Another paper that stands out for photo output is Oriental Graphica’s FB Glossy Photo Paper. This is a super-high gloss, heavyweight paper that has a fiber-base. After printing on the Z3100 with the Gloss Enhancer, the paper has a super smooth, mirror-like finish. Two other papers with fiber bases and an absolutely beautiful, fine-art feel are PremierArt’s Platinum Rag and Hahnemuhle’s Fine Art Pearl. My focus has been on fine art and high-end commercial portfolio output, but there are obviously many other substrate choices from HP and other companies.

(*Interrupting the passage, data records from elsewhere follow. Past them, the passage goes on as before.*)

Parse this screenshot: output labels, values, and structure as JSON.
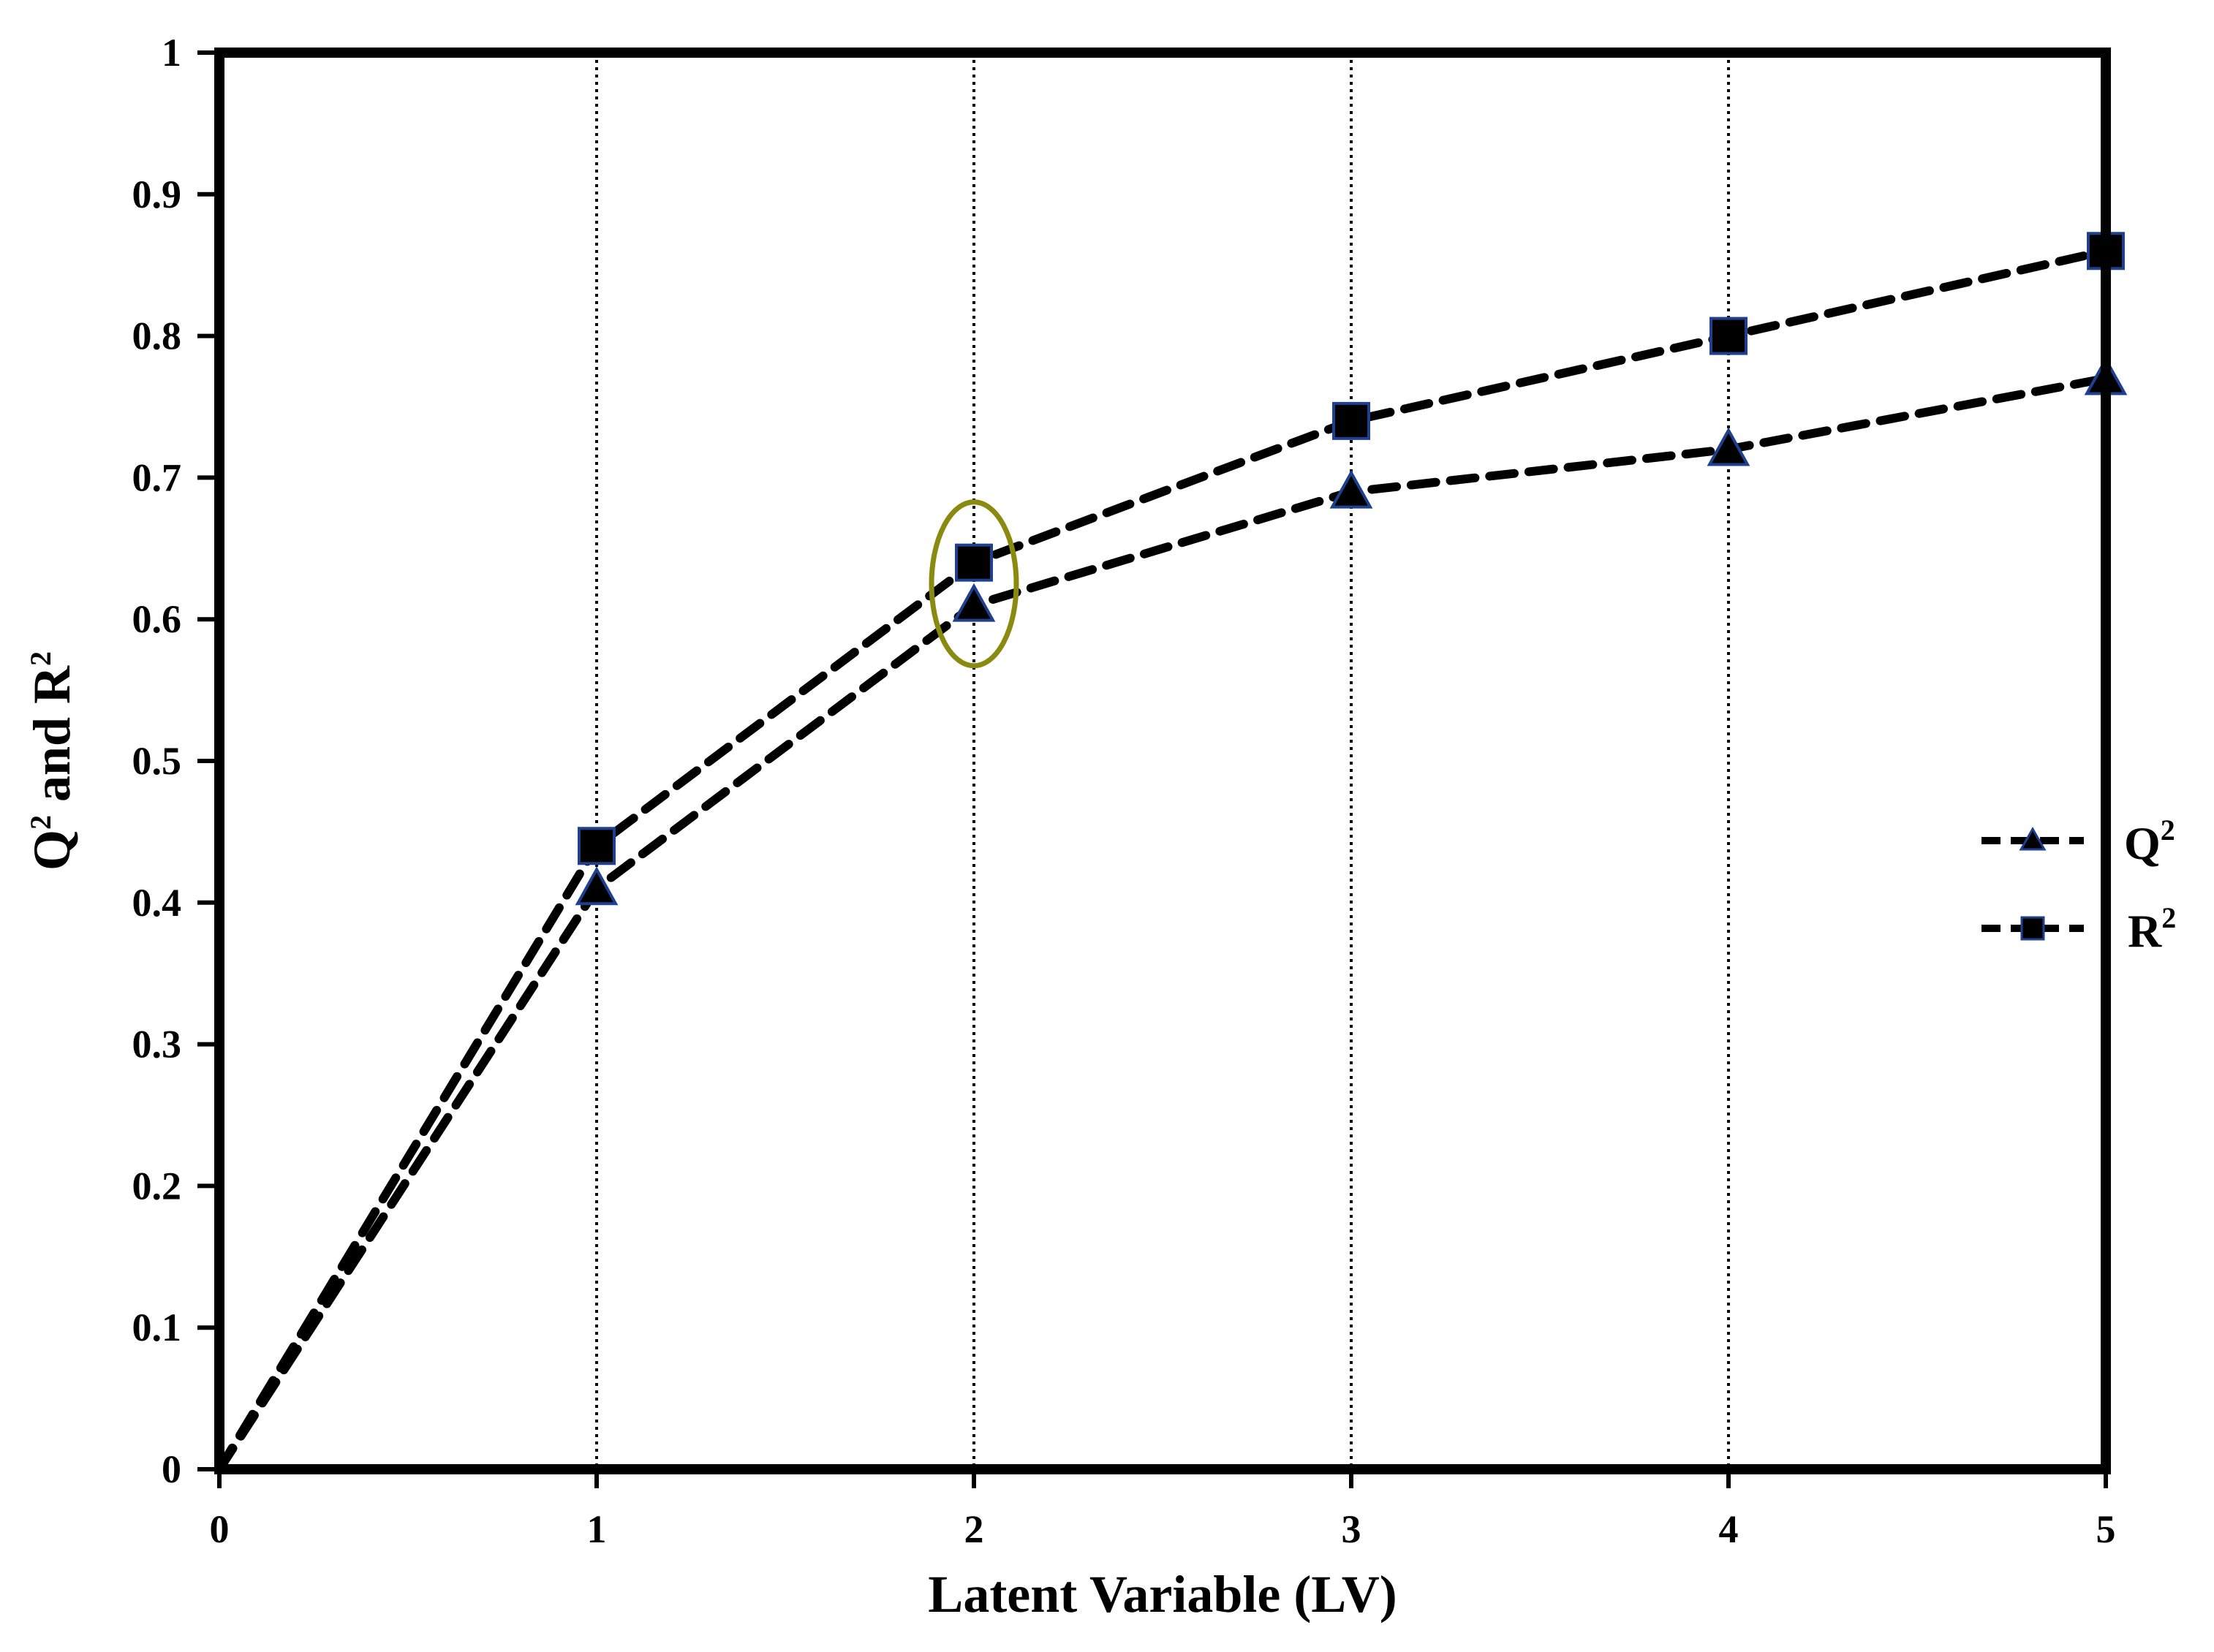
{
  "chart_data": {
    "type": "line",
    "xlabel": "Latent Variable (LV)",
    "ylabel_main": "Q",
    "ylabel_sup1": "2",
    "ylabel_mid": " and R",
    "ylabel_sup2": "2",
    "xlim": [
      0,
      5
    ],
    "ylim": [
      0,
      1
    ],
    "x_ticks": [
      0,
      1,
      2,
      3,
      4,
      5
    ],
    "x_tick_labels": [
      "0",
      "1",
      "2",
      "3",
      "4",
      "5"
    ],
    "y_ticks": [
      0,
      0.1,
      0.2,
      0.3,
      0.4,
      0.5,
      0.6,
      0.7,
      0.8,
      0.9,
      1
    ],
    "y_tick_labels": [
      "0",
      "0.1",
      "0.2",
      "0.3",
      "0.4",
      "0.5",
      "0.6",
      "0.7",
      "0.8",
      "0.9",
      "1"
    ],
    "vertical_gridlines_at": [
      1,
      2,
      3,
      4
    ],
    "legend_position": "right",
    "series": [
      {
        "name": "Q",
        "name_sup": "2",
        "marker": "triangle",
        "x": [
          0,
          1,
          2,
          3,
          4,
          5
        ],
        "y": [
          0,
          0.41,
          0.61,
          0.69,
          0.72,
          0.77
        ]
      },
      {
        "name": "R",
        "name_sup": "2",
        "marker": "square",
        "x": [
          0,
          1,
          2,
          3,
          4,
          5
        ],
        "y": [
          0,
          0.44,
          0.64,
          0.74,
          0.8,
          0.86
        ]
      }
    ],
    "highlight": {
      "x": 2,
      "y": 0.625
    },
    "colors": {
      "line": "#000000",
      "marker_fill": "#000000",
      "marker_stroke": "#1f3f8f",
      "highlight": "#8a8a10",
      "grid": "#000000"
    }
  }
}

To really "test the waters," I had a friend run some hot tap water over prints made on HP Hahnemuhle Smooth Fine Art Paper and Hahnemuhle’s Fine Art Pearl. Even after soaking both sides for about 30 seconds, neither one ran and both looked the same as before being soaked, except that the paper bases appeared less even after they dried out. One important thing to note: On the Fine Art Pearl paper, I was able to scratch and damage the wet print surface with a dry and abrasive paper towel after soaking the print with water, but an area of the print that was covered by HP’s Gloss Enhancer stayed completely protected from the effect of the scratching.

Speed, longevity, RIPs, and more
Print speed can have significant impact on a company’s productivity (and bottom line). On many printers, however, the fastest modes are generally unusable for anything but very low-end printing. That is definitely not the case with the Z3100.